Afinal, a contraofensiva ucraniana já começou ou as forças de Kiev ainda só estão a 'apalpar terreno'?

CNN Portugal , BCE
6 jun 2023, 10:25
Lançador de foguetes múltiplos ucraniano dispara sobre as posições russas em Bakhmut (Getty Images)

Os majores-generais Agostinho Costa e Isidro de Morais Pereira analisam os mais recentes desenvolvimentos no teatro de operações da Ucrânia, numa altura em que muitos denotam uma alteração da postura das forças de Kiev. Será isto um sinal de que a contraofensiva já começou?

Nos últimos meses, muito se tem falado de uma eventual contraofensiva ucraniana com potencial de mudar o esquema na frente de combate com a Rússia. Do lado do Ministério da Defesa russo não há dúvidas: a Ucrânia já começou uma ofensiva de larga escala. Até os EUA têm vindo a indicar um aumento do número de ataques ucranianos nas últimas semanas. Mas, do lado de Kiev, a posição não é tão clara. Aliás, ainda há um mês, o presidente ucraniano, Volodymyr Zelensky, admitiu que precisava de "mais tempo" para preparar a contraofensiva, receando perder "muitos combatentes" caso avançasse na altura.

Na perspetiva do major-general Agostinho Costa, porém, já há indicadores que permitem concluir que "a contraofensiva [ucraniana] já está em curso", tendo em conta, desde logo, "as ações ucranianas e russas em toda a dimensão da linha da frente", nomeadamente em cinco regiões em concreto: Zaporizhzhia, Kupiansk, Belgorod, Lyman e Bakhmut.

Mas é em Zaporizhzhia que decorre neste momento a "principal ação ucraniana", pelo menos "para já". É que a Ucrânia tem agora "nove brigadas que foram armadas, equipadas, treinadas e preparadas pela NATO" e ainda só empregou duas, precisamente em Zaporizhzhia, indica o especialista em estratégia militar.

Já o major-general Isidro de Morais Pereira não aplica o termo 'contraofensiva', mas diz ser "absolutamente inegável" que a "Ucrânia alterou a sua postura" recentemente, passando de uma atuação mais defensiva para o que os militares comummente designam como uma "operação de moldagem do campo de batalha". 

"Durante praticamente todo o inverno, a postura ucraniana foi claramente defensiva, sobretudo na frente leste, onde decorreram os principais combates, em Bakhmut. Até porque estava anunciada uma grande ofensiva russa durante o inverno", recorda Isidro de Morais Pereira, em declarações à CNN Portugal.

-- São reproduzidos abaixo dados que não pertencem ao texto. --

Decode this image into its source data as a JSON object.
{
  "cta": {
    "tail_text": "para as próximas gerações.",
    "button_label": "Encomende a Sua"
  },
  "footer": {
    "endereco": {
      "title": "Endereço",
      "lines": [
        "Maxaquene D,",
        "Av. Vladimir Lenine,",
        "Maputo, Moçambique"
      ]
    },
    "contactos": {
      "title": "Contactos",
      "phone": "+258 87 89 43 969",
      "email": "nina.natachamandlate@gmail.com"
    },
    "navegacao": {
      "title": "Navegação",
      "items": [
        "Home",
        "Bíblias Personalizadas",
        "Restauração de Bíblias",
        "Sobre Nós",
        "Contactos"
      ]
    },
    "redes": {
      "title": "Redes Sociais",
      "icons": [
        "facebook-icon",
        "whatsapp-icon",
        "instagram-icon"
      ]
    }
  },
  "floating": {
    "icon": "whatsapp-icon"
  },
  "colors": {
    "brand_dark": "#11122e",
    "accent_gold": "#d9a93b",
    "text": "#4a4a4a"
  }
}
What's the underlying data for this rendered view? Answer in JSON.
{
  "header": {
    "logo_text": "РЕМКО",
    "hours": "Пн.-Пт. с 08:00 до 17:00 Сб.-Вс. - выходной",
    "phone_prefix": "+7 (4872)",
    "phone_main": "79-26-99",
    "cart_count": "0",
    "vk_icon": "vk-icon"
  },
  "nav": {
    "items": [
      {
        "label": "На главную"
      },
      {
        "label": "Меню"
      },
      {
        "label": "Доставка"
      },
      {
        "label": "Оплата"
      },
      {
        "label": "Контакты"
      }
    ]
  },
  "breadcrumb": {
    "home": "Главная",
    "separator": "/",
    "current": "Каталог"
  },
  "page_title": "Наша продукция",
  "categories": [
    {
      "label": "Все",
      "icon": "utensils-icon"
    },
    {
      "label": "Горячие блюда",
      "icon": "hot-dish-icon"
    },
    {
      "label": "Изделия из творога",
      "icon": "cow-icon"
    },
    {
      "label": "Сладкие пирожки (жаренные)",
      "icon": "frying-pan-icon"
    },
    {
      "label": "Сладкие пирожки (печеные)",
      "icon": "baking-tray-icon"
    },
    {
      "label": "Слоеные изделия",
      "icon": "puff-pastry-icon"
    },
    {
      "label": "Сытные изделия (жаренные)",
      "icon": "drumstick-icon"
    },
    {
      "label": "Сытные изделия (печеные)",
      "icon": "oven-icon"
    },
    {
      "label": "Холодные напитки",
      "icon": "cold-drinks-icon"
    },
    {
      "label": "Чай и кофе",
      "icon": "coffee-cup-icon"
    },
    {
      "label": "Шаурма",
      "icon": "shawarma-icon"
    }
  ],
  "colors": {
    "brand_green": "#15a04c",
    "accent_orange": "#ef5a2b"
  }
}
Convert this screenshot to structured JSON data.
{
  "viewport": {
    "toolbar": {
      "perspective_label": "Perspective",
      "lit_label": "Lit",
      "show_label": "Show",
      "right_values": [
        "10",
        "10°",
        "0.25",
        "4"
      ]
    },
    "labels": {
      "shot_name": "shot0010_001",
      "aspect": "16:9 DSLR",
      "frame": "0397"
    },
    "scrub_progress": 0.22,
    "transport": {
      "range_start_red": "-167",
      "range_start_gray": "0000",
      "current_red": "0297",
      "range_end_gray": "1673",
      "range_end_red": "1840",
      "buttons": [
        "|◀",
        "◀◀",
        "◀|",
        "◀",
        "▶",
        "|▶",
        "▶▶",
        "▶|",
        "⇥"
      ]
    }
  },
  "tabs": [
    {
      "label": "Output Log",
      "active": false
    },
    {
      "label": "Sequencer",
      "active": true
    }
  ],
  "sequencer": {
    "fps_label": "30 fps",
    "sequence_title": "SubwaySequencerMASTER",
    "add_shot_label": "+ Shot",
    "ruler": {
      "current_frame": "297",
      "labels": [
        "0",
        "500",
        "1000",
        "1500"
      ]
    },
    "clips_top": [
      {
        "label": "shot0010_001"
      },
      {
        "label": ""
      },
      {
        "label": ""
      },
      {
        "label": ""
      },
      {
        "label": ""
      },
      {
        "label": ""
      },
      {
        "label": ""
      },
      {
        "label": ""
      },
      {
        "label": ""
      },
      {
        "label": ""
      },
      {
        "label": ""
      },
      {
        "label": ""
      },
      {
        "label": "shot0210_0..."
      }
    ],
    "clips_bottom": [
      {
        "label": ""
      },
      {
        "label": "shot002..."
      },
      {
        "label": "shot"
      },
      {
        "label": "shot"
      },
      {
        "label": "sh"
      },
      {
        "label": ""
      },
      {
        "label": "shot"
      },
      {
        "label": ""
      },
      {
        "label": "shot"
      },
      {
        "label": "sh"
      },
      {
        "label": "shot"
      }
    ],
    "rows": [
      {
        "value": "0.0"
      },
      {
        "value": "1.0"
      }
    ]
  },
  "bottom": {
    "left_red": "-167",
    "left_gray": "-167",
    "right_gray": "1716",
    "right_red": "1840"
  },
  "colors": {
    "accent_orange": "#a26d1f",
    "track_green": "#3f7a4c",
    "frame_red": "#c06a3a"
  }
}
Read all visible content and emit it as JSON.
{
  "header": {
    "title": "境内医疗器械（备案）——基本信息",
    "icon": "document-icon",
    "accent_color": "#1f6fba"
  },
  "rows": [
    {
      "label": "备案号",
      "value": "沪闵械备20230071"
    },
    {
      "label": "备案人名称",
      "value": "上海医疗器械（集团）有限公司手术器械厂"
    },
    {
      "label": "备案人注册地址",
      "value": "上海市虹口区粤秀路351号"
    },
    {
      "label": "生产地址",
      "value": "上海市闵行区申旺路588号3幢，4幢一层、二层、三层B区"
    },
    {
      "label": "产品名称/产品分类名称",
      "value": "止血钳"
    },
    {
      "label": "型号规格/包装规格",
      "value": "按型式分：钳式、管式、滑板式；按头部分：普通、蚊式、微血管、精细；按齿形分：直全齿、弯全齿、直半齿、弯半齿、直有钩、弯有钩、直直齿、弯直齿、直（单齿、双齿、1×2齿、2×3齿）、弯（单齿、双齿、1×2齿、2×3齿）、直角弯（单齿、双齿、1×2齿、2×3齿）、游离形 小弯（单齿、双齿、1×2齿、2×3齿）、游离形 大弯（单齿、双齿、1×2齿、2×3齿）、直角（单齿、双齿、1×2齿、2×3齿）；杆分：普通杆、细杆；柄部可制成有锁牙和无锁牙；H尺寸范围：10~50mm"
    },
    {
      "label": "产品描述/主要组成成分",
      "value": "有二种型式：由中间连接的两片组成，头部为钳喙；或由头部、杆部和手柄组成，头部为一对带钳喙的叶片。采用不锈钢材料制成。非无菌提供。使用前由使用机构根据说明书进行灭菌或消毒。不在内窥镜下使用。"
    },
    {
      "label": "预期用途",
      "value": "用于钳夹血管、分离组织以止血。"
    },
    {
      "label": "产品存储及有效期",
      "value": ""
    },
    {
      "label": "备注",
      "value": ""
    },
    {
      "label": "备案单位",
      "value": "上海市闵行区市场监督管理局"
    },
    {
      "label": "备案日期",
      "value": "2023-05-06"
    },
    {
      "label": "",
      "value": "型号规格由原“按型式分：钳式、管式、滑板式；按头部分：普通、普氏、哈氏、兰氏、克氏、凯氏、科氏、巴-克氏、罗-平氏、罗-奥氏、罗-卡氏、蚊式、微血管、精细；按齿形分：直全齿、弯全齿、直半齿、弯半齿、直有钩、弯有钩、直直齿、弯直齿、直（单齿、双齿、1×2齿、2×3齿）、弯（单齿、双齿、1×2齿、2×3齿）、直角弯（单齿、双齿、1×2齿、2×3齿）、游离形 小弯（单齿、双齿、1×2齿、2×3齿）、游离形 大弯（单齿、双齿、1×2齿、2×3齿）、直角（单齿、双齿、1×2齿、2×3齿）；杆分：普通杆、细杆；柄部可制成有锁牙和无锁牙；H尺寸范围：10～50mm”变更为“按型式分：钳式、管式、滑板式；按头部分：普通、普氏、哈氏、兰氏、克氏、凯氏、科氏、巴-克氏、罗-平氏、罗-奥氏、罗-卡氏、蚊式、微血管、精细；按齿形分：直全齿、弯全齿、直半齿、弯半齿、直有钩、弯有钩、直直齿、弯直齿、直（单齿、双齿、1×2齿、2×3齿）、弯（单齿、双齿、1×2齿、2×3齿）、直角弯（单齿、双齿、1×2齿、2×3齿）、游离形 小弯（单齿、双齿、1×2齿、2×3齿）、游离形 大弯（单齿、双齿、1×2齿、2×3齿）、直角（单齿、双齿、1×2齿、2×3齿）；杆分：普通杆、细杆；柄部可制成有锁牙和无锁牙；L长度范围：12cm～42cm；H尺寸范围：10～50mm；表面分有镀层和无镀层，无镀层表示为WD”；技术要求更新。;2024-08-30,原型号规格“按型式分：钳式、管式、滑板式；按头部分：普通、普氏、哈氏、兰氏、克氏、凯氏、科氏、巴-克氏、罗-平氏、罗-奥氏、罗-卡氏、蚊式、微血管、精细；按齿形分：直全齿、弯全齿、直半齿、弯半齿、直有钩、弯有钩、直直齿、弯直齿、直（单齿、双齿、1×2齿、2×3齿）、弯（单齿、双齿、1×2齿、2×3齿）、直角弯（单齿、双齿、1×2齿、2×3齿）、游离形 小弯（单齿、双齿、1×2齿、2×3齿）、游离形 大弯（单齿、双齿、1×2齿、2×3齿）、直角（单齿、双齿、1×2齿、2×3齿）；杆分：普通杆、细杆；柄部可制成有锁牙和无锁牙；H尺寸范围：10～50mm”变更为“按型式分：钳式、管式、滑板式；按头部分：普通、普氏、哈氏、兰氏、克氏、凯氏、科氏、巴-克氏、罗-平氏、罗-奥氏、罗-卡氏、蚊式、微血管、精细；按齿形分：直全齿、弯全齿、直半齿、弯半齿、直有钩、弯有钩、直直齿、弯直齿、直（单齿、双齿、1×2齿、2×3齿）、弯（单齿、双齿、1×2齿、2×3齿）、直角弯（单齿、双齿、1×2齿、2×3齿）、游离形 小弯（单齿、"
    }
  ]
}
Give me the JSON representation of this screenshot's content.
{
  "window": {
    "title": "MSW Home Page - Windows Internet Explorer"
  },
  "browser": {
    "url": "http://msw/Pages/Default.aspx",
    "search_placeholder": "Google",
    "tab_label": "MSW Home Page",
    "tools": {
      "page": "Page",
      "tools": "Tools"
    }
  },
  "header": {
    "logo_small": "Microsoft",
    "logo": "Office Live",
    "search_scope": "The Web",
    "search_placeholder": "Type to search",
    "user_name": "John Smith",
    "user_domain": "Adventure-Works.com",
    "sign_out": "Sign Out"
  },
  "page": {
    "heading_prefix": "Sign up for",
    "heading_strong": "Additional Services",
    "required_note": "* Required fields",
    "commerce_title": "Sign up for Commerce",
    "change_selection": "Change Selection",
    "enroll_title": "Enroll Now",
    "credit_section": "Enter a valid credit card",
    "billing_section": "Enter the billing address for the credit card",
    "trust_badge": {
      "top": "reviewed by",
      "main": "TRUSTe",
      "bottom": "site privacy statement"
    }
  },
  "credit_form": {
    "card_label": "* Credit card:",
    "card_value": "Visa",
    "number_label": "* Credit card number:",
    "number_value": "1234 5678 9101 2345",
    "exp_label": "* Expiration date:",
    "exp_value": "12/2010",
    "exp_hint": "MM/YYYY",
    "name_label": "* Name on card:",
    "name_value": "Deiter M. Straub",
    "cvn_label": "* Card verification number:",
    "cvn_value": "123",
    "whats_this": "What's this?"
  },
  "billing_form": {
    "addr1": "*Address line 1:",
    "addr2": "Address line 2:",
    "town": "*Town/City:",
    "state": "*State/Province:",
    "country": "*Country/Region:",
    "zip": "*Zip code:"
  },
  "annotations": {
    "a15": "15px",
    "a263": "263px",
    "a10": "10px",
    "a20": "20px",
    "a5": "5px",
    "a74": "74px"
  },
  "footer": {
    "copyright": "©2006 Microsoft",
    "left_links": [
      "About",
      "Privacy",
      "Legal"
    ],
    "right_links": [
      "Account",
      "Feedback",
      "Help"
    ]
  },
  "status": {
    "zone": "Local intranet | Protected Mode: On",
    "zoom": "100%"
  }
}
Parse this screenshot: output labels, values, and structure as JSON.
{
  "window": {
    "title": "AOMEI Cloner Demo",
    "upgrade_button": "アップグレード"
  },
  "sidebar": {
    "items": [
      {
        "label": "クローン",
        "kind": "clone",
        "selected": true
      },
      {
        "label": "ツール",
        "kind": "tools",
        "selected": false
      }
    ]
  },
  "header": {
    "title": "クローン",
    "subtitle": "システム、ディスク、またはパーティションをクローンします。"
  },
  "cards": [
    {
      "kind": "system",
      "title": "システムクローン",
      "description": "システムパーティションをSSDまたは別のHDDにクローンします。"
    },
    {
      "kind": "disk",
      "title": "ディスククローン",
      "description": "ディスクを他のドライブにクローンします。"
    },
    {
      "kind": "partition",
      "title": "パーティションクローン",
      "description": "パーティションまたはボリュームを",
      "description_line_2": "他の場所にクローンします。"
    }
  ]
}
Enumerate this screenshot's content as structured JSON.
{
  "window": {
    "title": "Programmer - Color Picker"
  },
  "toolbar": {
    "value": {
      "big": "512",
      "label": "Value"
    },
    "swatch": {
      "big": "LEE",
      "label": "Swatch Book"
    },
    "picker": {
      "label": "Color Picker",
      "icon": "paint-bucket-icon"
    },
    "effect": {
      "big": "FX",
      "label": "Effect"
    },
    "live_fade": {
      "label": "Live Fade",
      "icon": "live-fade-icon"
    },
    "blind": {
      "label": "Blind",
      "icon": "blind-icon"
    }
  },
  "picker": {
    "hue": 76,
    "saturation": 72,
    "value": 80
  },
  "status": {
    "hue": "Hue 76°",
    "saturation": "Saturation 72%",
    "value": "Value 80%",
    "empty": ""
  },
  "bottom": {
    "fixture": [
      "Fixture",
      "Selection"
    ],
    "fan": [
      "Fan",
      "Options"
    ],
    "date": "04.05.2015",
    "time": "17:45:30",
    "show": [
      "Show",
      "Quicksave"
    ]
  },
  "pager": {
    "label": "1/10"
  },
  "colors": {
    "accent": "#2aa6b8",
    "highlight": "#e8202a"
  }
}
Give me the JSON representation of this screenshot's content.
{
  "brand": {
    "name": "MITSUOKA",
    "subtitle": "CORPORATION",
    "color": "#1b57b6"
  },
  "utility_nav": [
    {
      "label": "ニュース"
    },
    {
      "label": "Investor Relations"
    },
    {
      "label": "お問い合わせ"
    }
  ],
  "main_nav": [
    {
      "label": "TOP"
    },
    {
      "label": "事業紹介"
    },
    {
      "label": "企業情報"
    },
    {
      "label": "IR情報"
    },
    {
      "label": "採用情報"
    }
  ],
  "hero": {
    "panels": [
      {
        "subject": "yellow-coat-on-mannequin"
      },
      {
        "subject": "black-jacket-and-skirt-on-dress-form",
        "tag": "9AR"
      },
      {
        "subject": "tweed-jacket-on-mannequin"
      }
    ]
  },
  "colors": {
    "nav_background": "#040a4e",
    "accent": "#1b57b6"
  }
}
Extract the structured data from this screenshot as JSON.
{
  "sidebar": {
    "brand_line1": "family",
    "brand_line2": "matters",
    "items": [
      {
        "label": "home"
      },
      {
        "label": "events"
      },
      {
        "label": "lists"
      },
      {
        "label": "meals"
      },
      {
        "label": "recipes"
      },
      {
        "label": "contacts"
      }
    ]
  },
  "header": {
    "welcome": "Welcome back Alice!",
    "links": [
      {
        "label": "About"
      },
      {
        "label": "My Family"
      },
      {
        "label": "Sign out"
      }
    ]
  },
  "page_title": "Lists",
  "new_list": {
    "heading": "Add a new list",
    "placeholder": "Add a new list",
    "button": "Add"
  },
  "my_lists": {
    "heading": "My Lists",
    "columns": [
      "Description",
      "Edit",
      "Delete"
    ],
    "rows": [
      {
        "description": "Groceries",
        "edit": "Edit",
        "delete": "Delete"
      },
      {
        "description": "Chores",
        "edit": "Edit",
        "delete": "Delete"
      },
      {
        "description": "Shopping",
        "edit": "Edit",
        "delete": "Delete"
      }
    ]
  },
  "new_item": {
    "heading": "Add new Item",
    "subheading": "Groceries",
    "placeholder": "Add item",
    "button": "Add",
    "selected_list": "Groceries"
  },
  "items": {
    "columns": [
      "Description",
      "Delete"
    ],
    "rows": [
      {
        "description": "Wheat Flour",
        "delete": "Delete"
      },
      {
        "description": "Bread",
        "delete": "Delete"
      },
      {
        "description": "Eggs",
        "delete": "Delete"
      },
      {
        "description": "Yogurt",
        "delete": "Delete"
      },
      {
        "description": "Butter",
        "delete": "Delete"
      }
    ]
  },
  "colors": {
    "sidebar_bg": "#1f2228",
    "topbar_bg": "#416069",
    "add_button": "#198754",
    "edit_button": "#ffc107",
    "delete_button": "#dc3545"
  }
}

Só que "não aconteceu rigorosamente nada", diz. "A Rússia fez uns pequenos avanços, umas vitórias pírricas, e há uns tempos temos verificado um conjunto de ações, que nós designamos na terminologia militar por operações de moldagem do campo de batalha, que têm ido muito além do que é habitual", argumenta o especialista em estratégia militar.

Na prática, explica, tratam-se de "ações de caráter convencional no teatro de operações", isto é, na frente de combates na Ucrânia, e, em simultâneo, "ações de sabotagem" em Moscovo, nomeadamente em "nós ferroviários e em locais de armazenamento de combustíveis". E isto "não apenas na Rússia, mas também nos territórios ocupados, como a Crimeia ou a faixa sul de Zaporizhzhia", indica Isidro de Morais.

Ora, este tipo de operações evidencia "uma mudança de postura" das forças ucranianas, argumenta o major-general. "Estão a tentar novamente adquirir a iniciativa no campo de batalha e encontrar o ponto fraco" das tropas de Moscovo, apalpando terreno de modo a "ver onde as forças russas oferecem menos resistência para aí desferir o golpe mais decisivo da contraofensiva".

Mas a contraofensiva propriamente dita, a decorrer, só acontece no verão, antecipa Isidro de Morais Pereira: "Só nessa altura estão criadas as condições mínimas para que pudesse ter sucesso, nomeadamente a solidez do terreno (o terreno tinha de estar seco, para que as viaturas possam abrir em formações de combate), e a chegada dos materiais ocidentais, que se atrasou de alguma forma. Os últimos carros de combate que foram prometidos acabaram de chegar no fim do mês de maio."

Sobre a relutância ucraniana em admitir que está efetivamente a lançar a tão aguardada contraofensiva, o major-general Agostinho Costa indica que tal não passa de uma "estratégia" para dissuadir as forças russas. "Faz parte. Se a Ucrânia disser o que vai fazer, amanhã os russos estão lá à espera", observa.